2 releases
Uses new Rust 2024
| 0.4.1 | Apr 20, 2026 |
|---|---|
| 0.4.0 | Apr 20, 2026 |
#1628 in Hardware support
1,045 downloads per month
Used in 8 crates
(via desperado)
49KB
705 lines
rs-hackrf
A pure-Rust library for HackRF One Software Defined Radio devices. Zero C dependencies — built entirely on nusb for native USB communication.
Overview
rs-hackrf provides a complete HackRF One driver with device discovery, configuration, and high-throughput RX streaming.

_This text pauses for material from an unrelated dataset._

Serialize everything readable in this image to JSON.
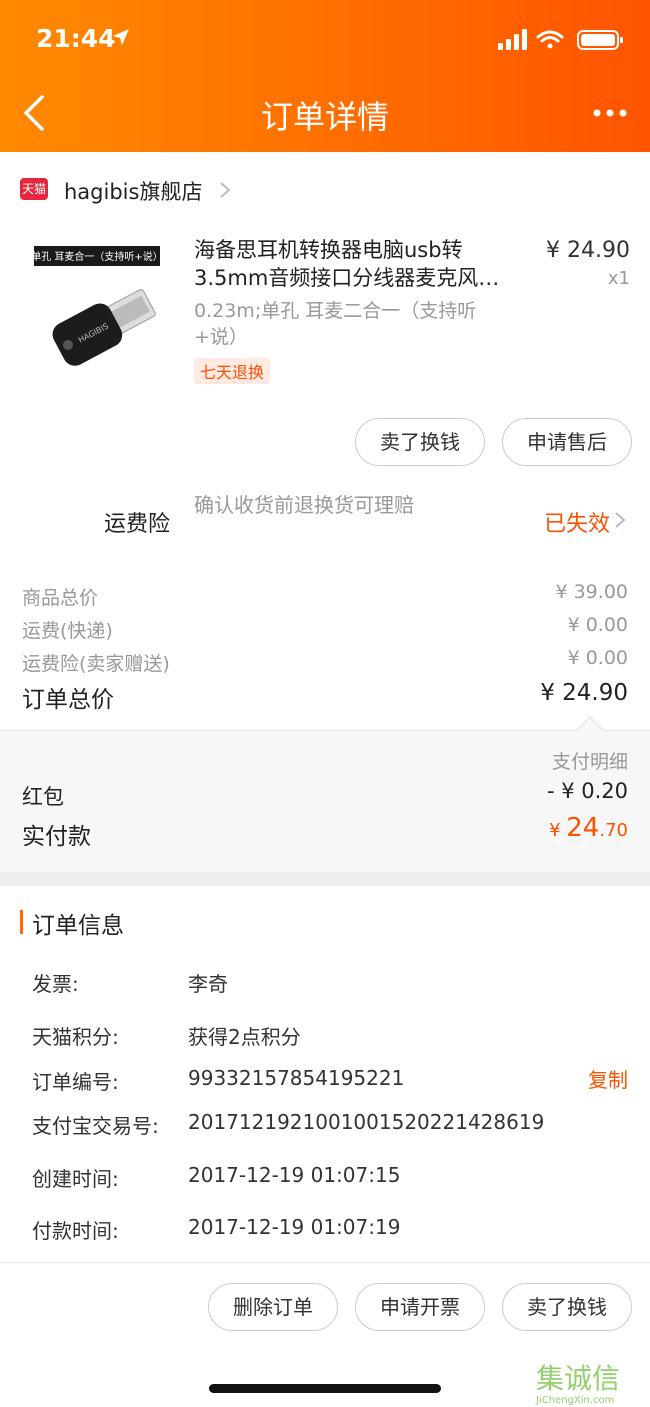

It includes:
- Device Discovery: Enumerate and open HackRF devices by index or serial number
- Full Configuration: Center frequency, sample rate, LNA/VGA gain, RF amplifier, baseband filter bandwidth, bias tee
- Multi-Transfer Streaming: Keeps multiple USB bulk transfers in-flight simultaneously, eliminating inter-transfer gaps that cause FIFO overflow
- Backpressure-Safe Delivery: Blocking channel ensures no IQ samples are silently dropped
Features
- No libusb / C dependency — pure Rust USB via
nusb - Supports HackRF One, Jawbreaker, and rad1o devices
- 8-bit signed interleaved I/Q samples directly over USB (no DSP conversion needed)
- Runtime control (retune, gain changes) during active streaming sessions
- Automatic baseband filter bandwidth selection (75% of sample rate)
Usage
Device Info
use rs_hackrf::HackRf;
let device = HackRf::open_first()?;
println!("Firmware: {}", device.version()?);
println!("Board: {}", rs_hackrf::board_id_name(device.board_id()?));
let (part0, part1, serial) = device.board_partid_serialno()?;
println!("Serial: {}", serial);
Configuration & Synchronous Read
use rs_hackrf::HackRf;
let mut device = HackRf::open_first()?;
device.set_freq(100_000_000)?; // 100 MHz
device.set_sample_rate(8_000_000)?; // 8 MS/s
device.set_lna_gain(24)?; // 24 dB (0-40, 8 dB steps)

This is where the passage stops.